The lever assembly comes apart pretty easily, I just used a socket with an outer diameter about 11mm (in my case a 1/4" drive 1/4" socket) as a drift to tap out the brass bush until the two parts of the lever part company. The smaller part is the part to attack.

I took "about 2mm" off the faces marked in the photo, which are the ones that allow the small part to pivot around the brass bush and change the reach of the lever. I just used a rough cut file and then a second cut and finally some 320 grade paper to make it look less hideous. When I say "about 2mm" it's probably less than that - may be 1.5mm. I just drew around the unfiled part with a Sharpie and filed down until the mark was all gone.

The next thing I discovered was that with this material removed, the clutch microswitch wasn't being switched. I got some 1.8mm aluminium from a discarded draft excluder that hasn't made its way out to the big wastebin yet and glued it onto the lever in the location shown. Yes, glued it with "Liquid Nails". We'll see how that holds up to big twin vibration and California sunshine in due course.

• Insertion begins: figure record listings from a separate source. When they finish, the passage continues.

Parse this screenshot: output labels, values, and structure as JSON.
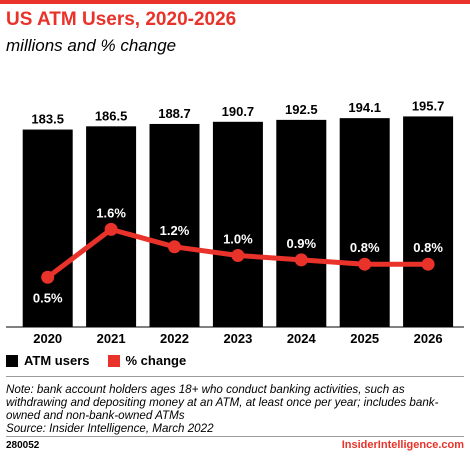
{
  "header": {
    "title": "US ATM Users, 2020-2026",
    "subtitle": "millions and % change"
  },
  "chart_data": {
    "type": "bar",
    "categories": [
      "2020",
      "2021",
      "2022",
      "2023",
      "2024",
      "2025",
      "2026"
    ],
    "series": [
      {
        "name": "ATM users",
        "type": "bar",
        "color": "#000000",
        "values": [
          183.5,
          186.5,
          188.7,
          190.7,
          192.5,
          194.1,
          195.7
        ],
        "labels": [
          "183.5",
          "186.5",
          "188.7",
          "190.7",
          "192.5",
          "194.1",
          "195.7"
        ]
      },
      {
        "name": "% change",
        "type": "line",
        "color": "#e8322a",
        "values": [
          0.5,
          1.6,
          1.2,
          1.0,
          0.9,
          0.8,
          0.8
        ],
        "labels": [
          "0.5%",
          "1.6%",
          "1.2%",
          "1.0%",
          "0.9%",
          "0.8%",
          "0.8%"
        ]
      }
    ],
    "grid": false,
    "legend_position": "bottom-left"
  },
  "legend": {
    "items": [
      {
        "label": "ATM users",
        "color": "#000000"
      },
      {
        "label": "% change",
        "color": "#e8322a"
      }
    ]
  },
  "footer": {
    "note": "Note: bank account holders ages 18+ who conduct banking activities, such as withdrawing and depositing money at an ATM, at least once per year; includes bank-owned and non-bank-owned ATMs",
    "source": "Source: Insider Intelligence, March 2022",
    "code": "280052",
    "brand": "InsiderIntelligence.com"
  }
}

I lost the little ball from under the adjustment dial screw in not one but both levers. You can see where I have pointed out not to lose it. It makes no difference because the adjustable lever finds the centre of one of the four faces on the screw. (Shrug) I'm over it already.

The result is a clutch bite exactly where I want it in the travel. The lever is still adjustable in four positions, there's no drag on engaging first gear and no slip anywhere.

I should emphasize this isn't a substitute for getting your centre welded (mine isn't) or making sure the recuperation port in the clutch master cylinder is scrupulously clean (mine is). After you have your clutch working well, file your aftermarket lever to get the bite point you want.

I can't believe how much difference it has made to riding the bike. Where before I was distracted continuously, now I can ignore the clutch characteristics. It is so much more intuitive than previously. Coupled with my weekend brake rebuilds (more in another thread, maybe) it has transformed the bike.

A ridiculous assertion? It depends how much crap feel bothers you, I guess. But I obviously found it much more distracting than I realized.

Your mileage may vary. And remember, it's easy to file a bit more metal off if you underdo it. It's hard to file it back on if you overdo it.